When he had read them the judge rose and made a statement which I demanded my guard should translate.

“Oh he is just saying,” said “Larkin,” “to please tell the American that we are sorry this thing happened. We are only working people and we must be careful to guard our country. The Red Guard at the door was simply obeying orders and doing his duty, and we want the American to understand that no deliberate offence was intended. There are so many people making war on us, both inside and outside, and we have to be careful.”

When “Larkin” had translated my reply, which was to the effect that we acknowledged our fault, and had only congratulations for the men who understood their duty and had the courage to perform it, and that I regretted having been the cause of so much trouble, the judge himself led us to a first-class train coach in the yards, unlocked it, and told us to enter and spend the rest of the night there.

“At eight o’clock in the morning this coach will be picked up by the train to Smolensk. Now, go to sleep, you won’t have to be on the watch this time,” he said with a suggestion of a smile.

Weary as I was I still remembered a few more things to say to “Larkin” who was by this time somewhat subdued. It was not until I had threatened to report him to the Moscow Government, and had again told him that it was a brutal thing to take advantage of men who were doing their duty under the most difficult circumstances conceivable, that my mind was lightened sufficiently so that I could go to sleep.

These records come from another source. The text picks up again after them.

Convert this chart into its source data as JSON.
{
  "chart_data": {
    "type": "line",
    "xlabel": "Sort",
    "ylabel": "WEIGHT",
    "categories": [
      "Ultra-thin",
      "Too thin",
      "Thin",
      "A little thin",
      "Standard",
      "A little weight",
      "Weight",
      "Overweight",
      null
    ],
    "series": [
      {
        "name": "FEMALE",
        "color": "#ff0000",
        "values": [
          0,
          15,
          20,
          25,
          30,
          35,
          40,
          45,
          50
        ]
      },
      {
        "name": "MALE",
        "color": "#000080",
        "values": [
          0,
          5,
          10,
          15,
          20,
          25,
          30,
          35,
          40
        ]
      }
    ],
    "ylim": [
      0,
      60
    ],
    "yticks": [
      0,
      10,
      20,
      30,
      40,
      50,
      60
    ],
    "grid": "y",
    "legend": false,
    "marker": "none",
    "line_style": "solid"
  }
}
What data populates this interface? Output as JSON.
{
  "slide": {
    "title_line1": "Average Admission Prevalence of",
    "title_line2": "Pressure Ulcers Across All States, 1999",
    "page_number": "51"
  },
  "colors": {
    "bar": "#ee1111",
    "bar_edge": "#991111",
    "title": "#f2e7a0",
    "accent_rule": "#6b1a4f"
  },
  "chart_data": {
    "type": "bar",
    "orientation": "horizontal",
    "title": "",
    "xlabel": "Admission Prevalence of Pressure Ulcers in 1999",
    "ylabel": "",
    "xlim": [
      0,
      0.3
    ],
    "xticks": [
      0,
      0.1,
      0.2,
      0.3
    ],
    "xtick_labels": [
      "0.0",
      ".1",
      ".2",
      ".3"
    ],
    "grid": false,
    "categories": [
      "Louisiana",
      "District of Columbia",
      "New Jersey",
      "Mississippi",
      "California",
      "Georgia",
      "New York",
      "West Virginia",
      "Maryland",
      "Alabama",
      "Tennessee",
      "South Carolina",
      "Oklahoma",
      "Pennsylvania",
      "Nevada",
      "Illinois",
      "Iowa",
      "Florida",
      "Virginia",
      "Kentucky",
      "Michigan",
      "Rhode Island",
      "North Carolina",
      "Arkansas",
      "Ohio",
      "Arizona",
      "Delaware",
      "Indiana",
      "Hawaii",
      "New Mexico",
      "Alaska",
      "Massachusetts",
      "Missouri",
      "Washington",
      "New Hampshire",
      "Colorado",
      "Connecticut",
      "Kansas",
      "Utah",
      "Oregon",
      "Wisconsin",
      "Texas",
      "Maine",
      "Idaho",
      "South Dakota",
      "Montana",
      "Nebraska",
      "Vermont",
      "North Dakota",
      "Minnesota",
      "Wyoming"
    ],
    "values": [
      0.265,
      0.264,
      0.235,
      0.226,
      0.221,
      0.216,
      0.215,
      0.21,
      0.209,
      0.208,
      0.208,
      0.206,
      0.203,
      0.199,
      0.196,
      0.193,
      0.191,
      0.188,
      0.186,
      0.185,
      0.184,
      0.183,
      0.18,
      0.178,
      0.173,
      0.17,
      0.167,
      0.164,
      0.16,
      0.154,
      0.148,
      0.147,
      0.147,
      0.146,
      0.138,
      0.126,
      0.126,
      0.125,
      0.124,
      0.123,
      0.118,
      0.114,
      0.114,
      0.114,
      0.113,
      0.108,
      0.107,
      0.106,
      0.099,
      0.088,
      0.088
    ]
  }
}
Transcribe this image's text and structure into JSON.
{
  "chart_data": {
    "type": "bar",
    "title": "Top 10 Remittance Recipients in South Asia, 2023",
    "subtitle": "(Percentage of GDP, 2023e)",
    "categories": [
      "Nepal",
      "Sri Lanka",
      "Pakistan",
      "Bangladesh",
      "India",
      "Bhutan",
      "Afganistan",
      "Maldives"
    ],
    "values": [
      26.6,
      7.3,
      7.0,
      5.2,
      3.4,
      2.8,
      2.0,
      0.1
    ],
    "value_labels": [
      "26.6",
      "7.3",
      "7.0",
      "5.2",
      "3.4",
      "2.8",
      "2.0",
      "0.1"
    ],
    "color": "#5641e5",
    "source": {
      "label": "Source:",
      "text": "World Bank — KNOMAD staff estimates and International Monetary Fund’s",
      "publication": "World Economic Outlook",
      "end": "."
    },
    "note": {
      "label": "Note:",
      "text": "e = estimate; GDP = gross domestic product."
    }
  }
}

Of one thing I had been convinced—the general efficiency of organization which I had encountered again and again in Soviet Russia. The people were universally kind, but with strangers they took no chances. Well, I concluded, they could not have been blamed if they had kept us in jail for a long while, until they had checked up my entire record in Russia, at least. And I was grateful that my prison record amounted to two hours only, thanks to the expedition with which they administer trial to suspects in Red Russia.

Shut up in our coach we sped on to Smolensk the next day. Another twenty-four hours in Smolensk, where I was given permission to proceed to Moscow and again I boarded a train. I had been relayed from one army post to another; from the company to the regiment, from the regiment to the brigade, from the brigade to the division, from the division to the army command, and from the army command to the high command. And after eight days I was almost within reach of Moscow. On the morrow I would be off for Moscow itself.